Self-learning state-of-available-power prediction for lithium-ion batteries in electrical vehicles

Abstract

This paper describes an overall system for state-of-available-power (SoAP) prediction for a lithium-ion battery pack. The essential part of this method is based on an adaptive network architecture which utilizes both fuzzy model (FIS) and artificial neural network (ANN) into the framework of adaptive neuro-fuzzy inference system (ANFIS). While battery aging proceeds, the system is capable of delivering accurate power prediction for the typical temperature range. Due to design property of ANN, the network parameters are adapted on-line to the current states (state of charge (SoC), state of health (SoH), temperature). SoC is required as an input parameter to SoAP module and high accuracy is crucial for a reliable self-learning capability. Therefore, a reasonable way to determine the battery state variables is proposed applying a combination of several partly different algorithms.
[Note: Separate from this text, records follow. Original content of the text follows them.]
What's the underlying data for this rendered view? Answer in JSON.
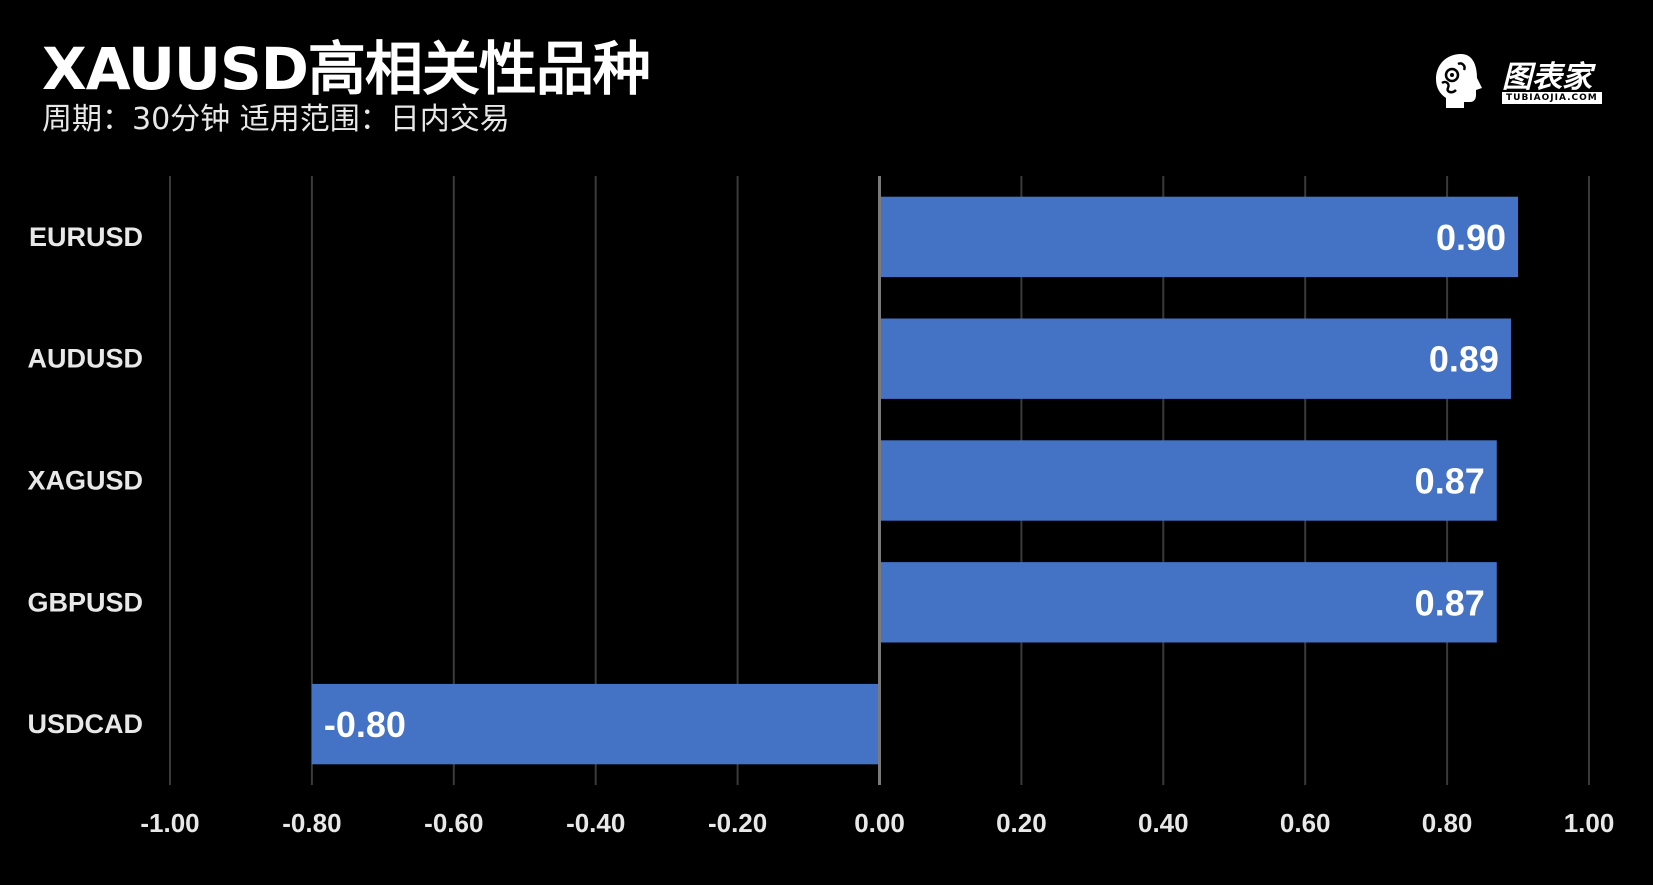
{
  "header": {
    "title": "XAUUSD高相关性品种",
    "subtitle": "周期：30分钟  适用范围：日内交易"
  },
  "logo": {
    "text": "图表家",
    "subtext": "TUBIAOJIA.COM",
    "icon": "brain-head-icon"
  },
  "colors": {
    "background": "#000000",
    "bar": "#4472C4",
    "grid": "#3a3a3a",
    "axis": "#7a7a7a"
  },
  "chart_data": {
    "type": "bar",
    "orientation": "horizontal",
    "categories": [
      "EURUSD",
      "AUDUSD",
      "XAGUSD",
      "GBPUSD",
      "USDCAD"
    ],
    "values": [
      0.9,
      0.89,
      0.87,
      0.87,
      -0.8
    ],
    "value_labels": [
      "0.90",
      "0.89",
      "0.87",
      "0.87",
      "-0.80"
    ],
    "xlim": [
      -1.0,
      1.0
    ],
    "xticks": [
      "-1.00",
      "-0.80",
      "-0.60",
      "-0.40",
      "-0.20",
      "0.00",
      "0.20",
      "0.40",
      "0.60",
      "0.80",
      "1.00"
    ],
    "xtick_values": [
      -1.0,
      -0.8,
      -0.6,
      -0.4,
      -0.2,
      0.0,
      0.2,
      0.4,
      0.6,
      0.8,
      1.0
    ],
    "grid": true,
    "legend": "none"
  }
}
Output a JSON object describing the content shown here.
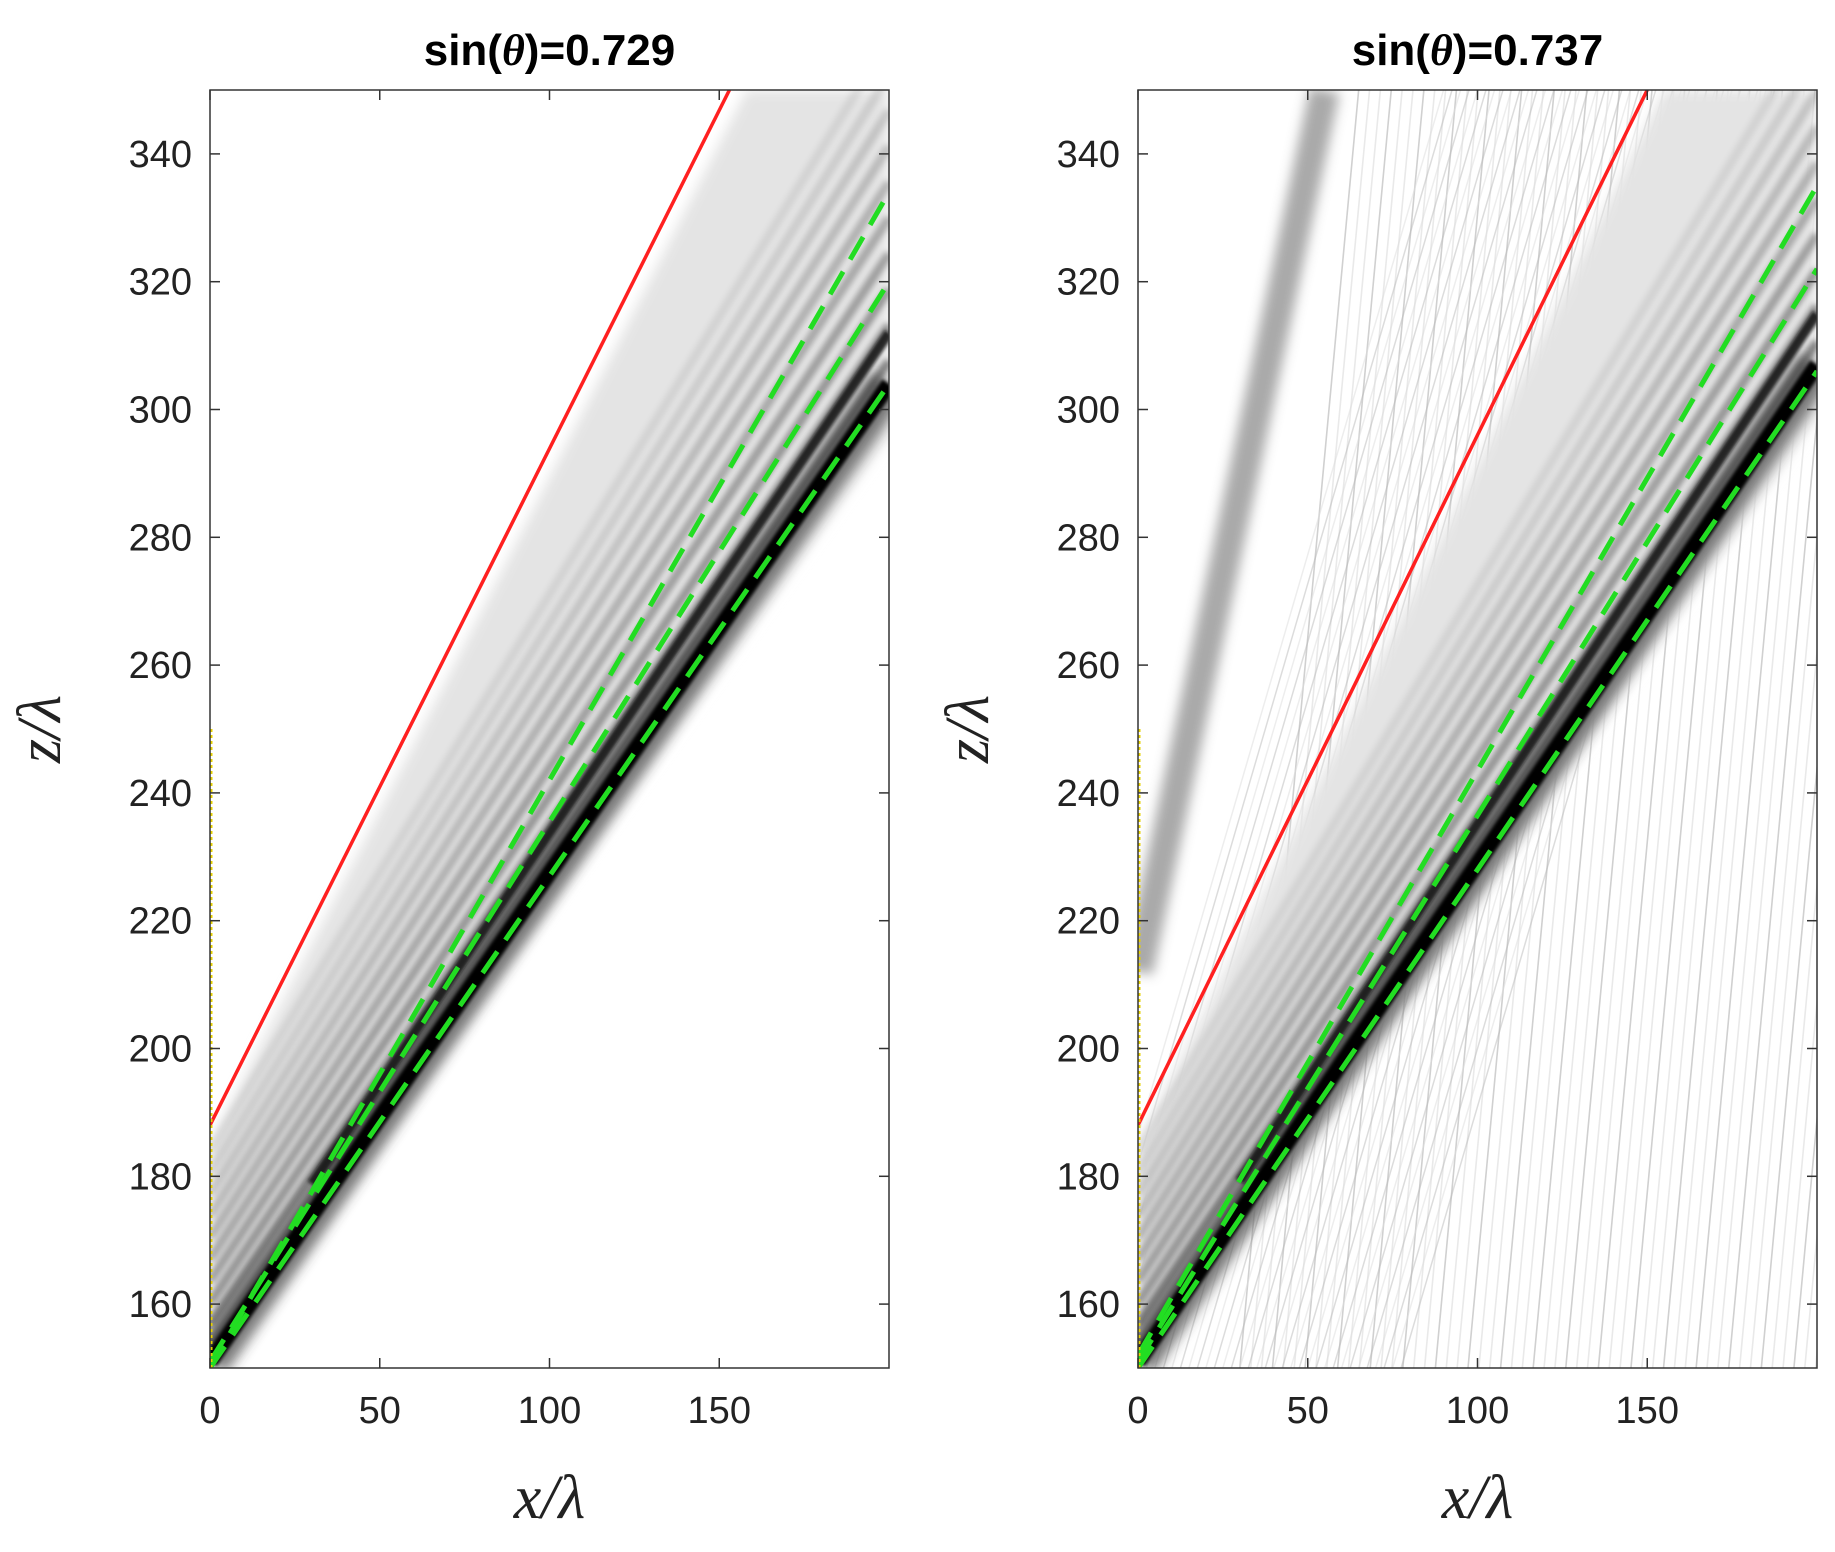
{
  "chart_data": [
    {
      "type": "heatmap",
      "title_prefix": "sin(",
      "title_symbol": "θ",
      "title_suffix": ")=0.729",
      "xlabel": "x/λ",
      "ylabel": "z/λ",
      "xlim": [
        0,
        200
      ],
      "ylim": [
        150,
        350
      ],
      "xticks": [
        0,
        50,
        100,
        150
      ],
      "yticks": [
        160,
        180,
        200,
        220,
        240,
        260,
        280,
        300,
        320,
        340
      ],
      "background_field": "none",
      "main_beam": {
        "x": [
          0,
          200
        ],
        "z": [
          150,
          302
        ],
        "width": 8,
        "bands": 6,
        "band_spacing": 3.2
      },
      "lines": [
        {
          "name": "red reference",
          "color": "#ff2020",
          "style": "solid",
          "x": [
            0,
            153
          ],
          "z": [
            188,
            350
          ]
        },
        {
          "name": "green bound 1",
          "color": "#22dd22",
          "style": "dashed",
          "x": [
            0,
            200
          ],
          "z": [
            150,
            334
          ]
        },
        {
          "name": "green bound 2",
          "color": "#22dd22",
          "style": "dashed",
          "x": [
            0,
            200
          ],
          "z": [
            151,
            320
          ]
        },
        {
          "name": "green bound 3",
          "color": "#22dd22",
          "style": "dashed",
          "x": [
            0,
            200
          ],
          "z": [
            150,
            304
          ]
        },
        {
          "name": "yellow boundary",
          "color": "#e6d000",
          "style": "dotted",
          "x": [
            0,
            0
          ],
          "z": [
            150,
            250
          ]
        }
      ]
    },
    {
      "type": "heatmap",
      "title_prefix": "sin(",
      "title_symbol": "θ",
      "title_suffix": ")=0.737",
      "xlabel": "x/λ",
      "ylabel": "z/λ",
      "xlim": [
        0,
        200
      ],
      "ylim": [
        150,
        350
      ],
      "xticks": [
        0,
        50,
        100,
        150
      ],
      "yticks": [
        160,
        180,
        200,
        220,
        240,
        260,
        280,
        300,
        320,
        340
      ],
      "background_field": "streaks",
      "main_beam": {
        "x": [
          0,
          200
        ],
        "z": [
          150,
          305
        ],
        "width": 8,
        "bands": 6,
        "band_spacing": 3.2
      },
      "lines": [
        {
          "name": "red reference",
          "color": "#ff2020",
          "style": "solid",
          "x": [
            0,
            150
          ],
          "z": [
            188,
            350
          ]
        },
        {
          "name": "green bound 1",
          "color": "#22dd22",
          "style": "dashed",
          "x": [
            0,
            200
          ],
          "z": [
            152,
            335
          ]
        },
        {
          "name": "green bound 2",
          "color": "#22dd22",
          "style": "dashed",
          "x": [
            0,
            200
          ],
          "z": [
            151,
            322
          ]
        },
        {
          "name": "green bound 3",
          "color": "#22dd22",
          "style": "dashed",
          "x": [
            0,
            200
          ],
          "z": [
            150,
            306
          ]
        },
        {
          "name": "yellow boundary",
          "color": "#e6d000",
          "style": "dotted",
          "x": [
            0,
            0
          ],
          "z": [
            150,
            250
          ]
        }
      ]
    }
  ]
}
Among others SoC boundary estimation methods, robust extended Kalman filter (REKF) for recalibration of amp hour counters was implemented. ANFIS then achieves the SoAP estimation by means of time forward voltage prognosis (TFVP) before a power pulse. The tradeoff between computational cost of batch-learning and accuracy during on-line adaptation was optimized resulting in a real-time system. The verification was performed on a software-in-the-loop test bench setup using a 53 Ah lithium-ion cell.